I think back to the early industrial era - the time when the idea of “productive labor” became tied to human value. Karl Marx wrote about alienation, how workers lose themselves in the process of production. We’ve just digitalized that alienation now. It’s in our laptops, our emails, our 10-hour days of constant engagement. And even though I love what I do - writing, reading, studying - I sometimes wonder if this love is also a trap. Because when you love the work, it becomes easier for the system to consume you.
There’s a very subtle violence in hustle culture. It tells you that if you aren’t doing enough, you are not enough. You could be healing from trauma, taking care of your body, or simply breathing - and still, there’s this whisper in your head saying, “you’re falling behind.” Behind what? Behind whom? The world doesn’t stop when you take a break, but the fear that it might is what keeps us moving.
For people like me - people who have survived on survival - it gets more complicated. Productivity becomes a coping mechanism. I don’t just work to achieve; I work to stay alive. When I write, I’m not chasing success. I’m chasing meaning. When I study, it’s not ambition - it’s structure. I work when I am sad, when I am guilty, when I am lost. It’s the one way I can trick my mind into silence.
And yet, I see how capitalism preys on that very instinct. It sells us the illusion that if we work enough, we will heal, we will be worthy, we will belong. But it’s a lie dressed up in motivational language. Hustle culture is just neoliberalism with a self-help book. It tells you that your failure to rest is your strength, when in fact it’s the system’s biggest success.
I sometimes wonder if we even remember what rest looks like. Real rest - not doom-scrolling, not watching something to distract ourselves, not half-sleeping while planning the next day. Rest as in doing nothing. But “nothing” terrifies us now because it doesn’t fit into the narrative of progress. The irony is that even self-care has become work. You have to buy the candles, the journals, and the skin care sets. Rest has been packaged and priced.
There’s also a class angle to this. Who gets to romanticize burnout? Who can afford to rest? Productivity culture hits differently when you come from a place where survival is not optional. For many, the choice isn’t between “rest” and “work.” It’s between “eat” and “don’t.” The very idea of “balance” feels elitist when some of us are just trying to hold our lives together.
But here’s the paradox: I don’t want to stop working. I love the feeling of being absorbed in something. I love the rush of finishing a piece of writing and seeing it published. I love reading a case and understanding it fully.
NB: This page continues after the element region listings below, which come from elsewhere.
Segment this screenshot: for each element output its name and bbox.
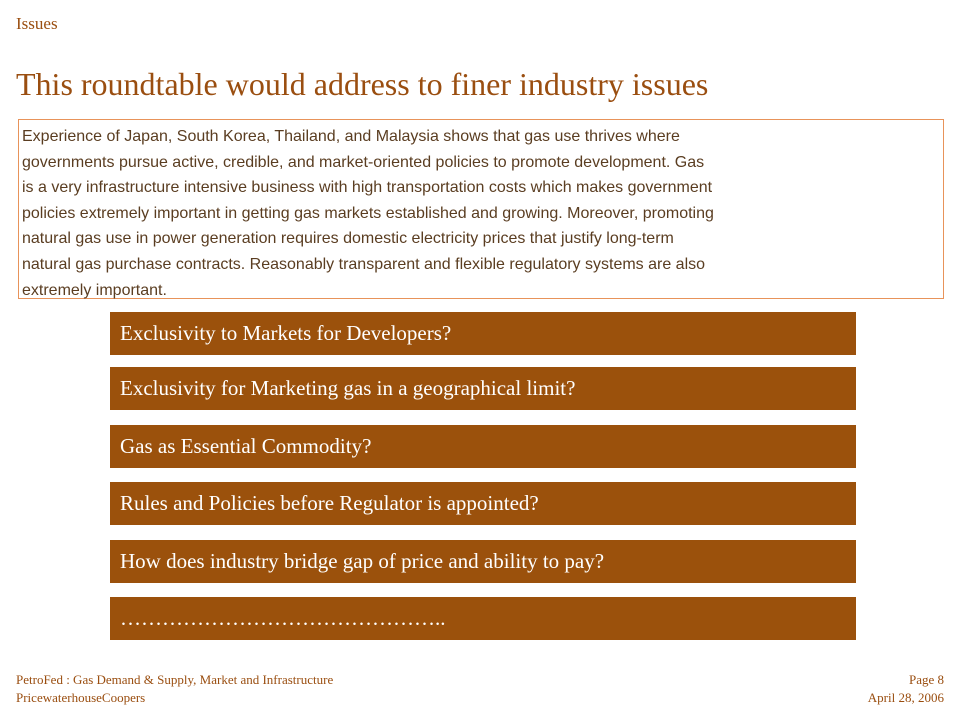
section-label: Issues xyxy=(16,14,58,33)
intro-line: is a very infrastructure intensive busin… xyxy=(22,179,713,197)
page-number: Page 8 xyxy=(908,672,944,687)
footer-company: PricewaterhouseCoopers xyxy=(16,690,146,705)
intro-text-box: Experience of Japan, South Korea, Thaila… xyxy=(18,119,944,299)
intro-line: extremely important. xyxy=(22,281,167,299)
issue-bar-price-gap: How does industry bridge gap of price an… xyxy=(110,540,856,583)
footer-left: PetroFed : Gas Demand & Supply, Market a… xyxy=(16,671,333,707)
issue-bar-essential-commodity: Gas as Essential Commodity? xyxy=(110,425,856,468)
issue-bar-ellipsis: ……………………………………….. xyxy=(110,597,856,640)
issue-bar-rules-policies: Rules and Policies before Regulator is a… xyxy=(110,482,856,525)
issue-bar-exclusivity-developers: Exclusivity to Markets for Developers? xyxy=(110,312,856,355)
footer-right: Page 8 April 28, 2006 xyxy=(868,671,944,707)
intro-line: natural gas use in power generation requ… xyxy=(22,230,674,248)
footer-date: April 28, 2006 xyxy=(867,690,944,705)
intro-line: policies extremely important in getting … xyxy=(22,204,714,222)
footer-event: PetroFed : Gas Demand & Supply, Market a… xyxy=(16,672,334,687)
intro-line: Experience of Japan, South Korea, Thaila… xyxy=(22,128,680,145)
intro-line: governments pursue active, credible, and… xyxy=(22,153,705,171)
intro-line: natural gas purchase contracts. Reasonab… xyxy=(22,255,706,273)
slide-title: This roundtable would address to finer i… xyxy=(16,66,709,102)
issue-bar-exclusivity-marketing: Exclusivity for Marketing gas in a geogr… xyxy=(110,367,856,410)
Maybe the problem isn’t work itself, but the world that insists on making it our only measure of worth.
I think of Virginia Woolf and her line about killing “the angel in the house.” Maybe we need to kill “the worker in the system.” The one who can’t rest. The one who feels guilty for existing without producing. Because rest, too, is a form of resistance.
I am trying to unlearn this - slowly, hesitantly. When I work now, I try to ask myself why. Why am I doing this? Is it for myself, or for the illusion of control? I’ve realized that true productivity has nothing to do with constant motion. It’s about alignment. About doing things that don’t drain your spirit.
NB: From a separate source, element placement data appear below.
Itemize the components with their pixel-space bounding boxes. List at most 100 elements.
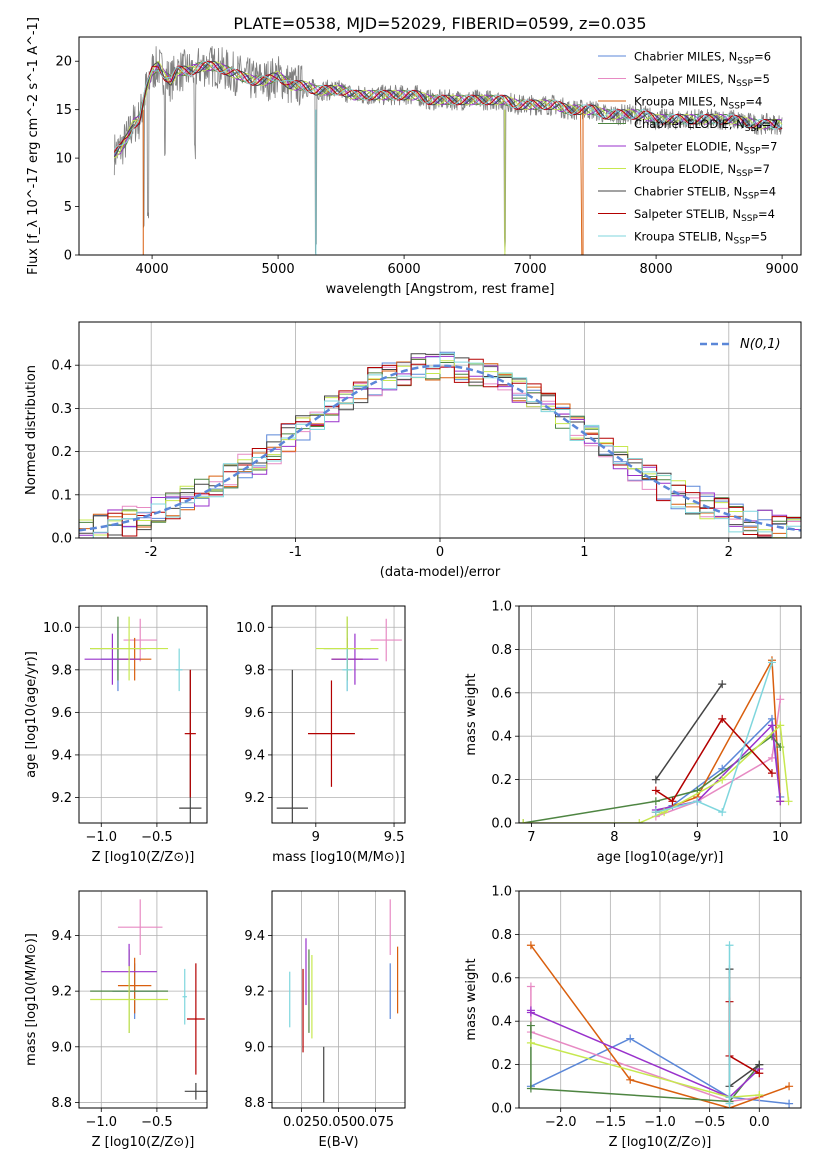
plot-area-spectrum — [113, 46, 783, 255]
x-tick-label: 9 — [312, 830, 320, 845]
legend-nssp: =7 — [762, 117, 779, 131]
y-tick-label: 9.0 — [244, 1040, 265, 1055]
spectrum-model-kroupa_miles — [114, 60, 783, 255]
y-tick-label: 9.8 — [51, 663, 72, 678]
weight-marker-salpeter_stelib — [767, 769, 776, 778]
weight-marker-kroupa_elodie — [526, 1038, 535, 1047]
axes-weight_vs_age: 7 8 9 10 0.0 0.2 0.4 0.6 0.8 1.0 age [log10(age/yr… — [464, 600, 802, 865]
legend-label-chabrier_stelib: Chabrier STELIB, NSSP=4 — [634, 185, 776, 202]
weight-marker-kroupa_elodie — [635, 819, 644, 823]
x-tick-label: 1 — [580, 545, 588, 560]
residual-hist-salpeter_stelib — [107, 358, 801, 538]
x-tick-label: 0.050 — [320, 1115, 357, 1130]
weight-marker-kroupa_elodie — [718, 775, 727, 784]
weight-marker-kroupa_stelib — [718, 808, 727, 817]
plot-area-residuals — [79, 322, 801, 538]
weight-line-chabrier_stelib — [728, 969, 760, 1088]
y-tick-label: 0.0 — [51, 532, 72, 547]
axes-mass_vs_ebv: 0.025 0.050 0.075 8.8 9.0 9.2 9.4 E(B-V) — [244, 890, 406, 1150]
weight-marker-salpeter_elodie — [526, 1008, 535, 1017]
weight-marker-chabrier_elodie — [651, 797, 660, 806]
weight-line-kroupa_stelib — [655, 662, 773, 814]
x-tick-label: 7000 — [514, 262, 547, 277]
weight-marker-kroupa_miles — [526, 941, 535, 950]
x-tick-label: 0 — [436, 545, 444, 560]
axes-frame — [78, 321, 802, 539]
y-tick-label: 0 — [64, 249, 72, 264]
weight-line-salpeter_stelib — [728, 1001, 760, 1074]
y-tick-label: 0.8 — [491, 928, 512, 943]
legend-label-salpeter_elodie: Salpeter ELODIE, NSSP=7 — [634, 140, 777, 157]
plot-area-weight_vs_Z — [519, 891, 801, 1108]
legend-label-salpeter_miles: Salpeter MILES, NSSP=5 — [634, 72, 770, 89]
legend-subscript: SSP — [741, 214, 758, 224]
y-tick-label: 9.0 — [51, 1040, 72, 1055]
legend-nssp: =6 — [754, 50, 771, 64]
weight-line-chabrier_stelib — [655, 683, 723, 781]
axes-weight_vs_Z: −2.0 −1.5 −1.0 −0.5 0.0 0.0 0.2 0.4 0.6 0.8 1.0 Z [… — [464, 885, 802, 1150]
legend-subscript: SSP — [737, 57, 754, 67]
axes-frame — [78, 605, 208, 824]
y-tick-label: 0.6 — [491, 686, 512, 701]
y-tick-label: 1.0 — [491, 600, 512, 615]
axes-age_vs_Z: −1.0 −0.5 9.2 9.4 9.6 9.8 10.0 Z [log10(Z/Z⊙)] a… — [24, 605, 208, 865]
legend-subscript: SSP — [736, 79, 753, 89]
weight-marker-salpeter_stelib — [755, 1069, 764, 1078]
x-axis-label: Z [log10(Z/Z⊙)] — [609, 1135, 712, 1150]
x-tick-label: -1 — [289, 545, 302, 560]
x-tick-label: −1.0 — [85, 830, 117, 845]
legend-nssp: =5 — [750, 230, 767, 244]
y-tick-label: 9.2 — [51, 791, 72, 806]
axes-residuals: -2 -1 0 1 2 0.0 0.1 0.2 0.3 0.4 (data-model)/error… — [24, 321, 802, 580]
weight-marker-chabrier_miles — [718, 764, 727, 773]
weight-marker-kroupa_miles — [626, 1075, 635, 1084]
x-tick-label: −0.5 — [141, 1115, 173, 1130]
x-tick-label: 6000 — [388, 262, 421, 277]
x-tick-label: 8000 — [640, 262, 673, 277]
legend-subscript: SSP — [742, 192, 759, 202]
weight-marker-kroupa_elodie — [755, 1090, 764, 1099]
weight-marker-chabrier_stelib — [755, 1060, 764, 1069]
x-axis-label: Z [log10(Z/Z⊙)] — [92, 850, 195, 865]
y-tick-label: 0.8 — [491, 643, 512, 658]
legend: Chabrier MILES, NSSP=6 Salpeter MILES, NS… — [598, 50, 779, 247]
x-tick-label: 9.5 — [384, 830, 405, 845]
weight-line-salpeter_stelib — [655, 717, 773, 803]
x-axis-label: mass [log10(M/M⊙)] — [272, 850, 405, 865]
x-axis-label: Z [log10(Z/Z⊙)] — [92, 1135, 195, 1150]
y-tick-label: 20 — [55, 55, 72, 70]
legend-subscript: SSP — [745, 124, 762, 134]
y-tick-label: 1.0 — [491, 885, 512, 900]
y-tick-label: 9.4 — [244, 748, 265, 763]
axes-spectrum: 4000 5000 6000 7000 8000 9000 0 5 10 15 20 waveleng… — [26, 17, 802, 297]
weight-marker-kroupa_miles — [785, 1082, 794, 1091]
x-tick-label: 0.0 — [749, 1115, 770, 1130]
weight-marker-salpeter_stelib — [718, 714, 727, 723]
legend-nssp: =4 — [745, 95, 762, 109]
x-tick-label: −2.0 — [545, 1115, 577, 1130]
y-tick-label: 0.3 — [51, 402, 72, 417]
y-tick-label: 9.6 — [51, 706, 72, 721]
y-axis-label: age [log10(age/yr)] — [24, 651, 39, 778]
legend-nssp: =7 — [753, 162, 770, 176]
weight-marker-chabrier_elodie — [526, 1021, 535, 1030]
axes-frame — [271, 605, 406, 824]
y-tick-label: 9.2 — [51, 985, 72, 1000]
weight-marker-kroupa_elodie — [519, 819, 528, 823]
y-tick-label: 9.4 — [51, 748, 72, 763]
x-tick-label: 7 — [527, 830, 535, 845]
weight-marker-kroupa_stelib — [725, 1099, 734, 1108]
y-tick-label: 9.6 — [244, 706, 265, 721]
y-tick-label: 9.2 — [244, 985, 265, 1000]
weight-line-kroupa_elodie — [523, 723, 790, 823]
y-axis-label: Normed distribution — [24, 365, 39, 495]
legend-subscript: SSP — [734, 237, 751, 247]
weight-marker-salpeter_miles — [526, 982, 535, 991]
axes-frame — [78, 36, 802, 256]
x-tick-label: 2 — [725, 545, 733, 560]
x-axis-label: wavelength [Angstrom, rest frame] — [326, 282, 555, 297]
figure-title: PLATE=0538, MJD=52029, FIBERID=0599, z=0… — [233, 14, 646, 33]
plot-area-age_vs_Z — [79, 606, 207, 823]
legend-label-chabrier_elodie: Chabrier ELODIE, NSSP=7 — [634, 117, 779, 134]
legend-subscript: SSP — [729, 102, 746, 112]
I want to reclaim productivity as something humane. Not a race, not a metric. Something closer to creation. A balance between effort and ease. Between doing and being. Because if the system wants us to keep burning, maybe the most radical thing we can do is to stay gentle.
I’m still working every day, still writing, still studying. But I also try to pause. I remind myself that I am not a machine. That I don’t have to earn my right to rest. That I am, somehow, enough - even when I am still. But to be honest, at the end of the day, I resist this realization too; I just wanna keep working as if I have no choice.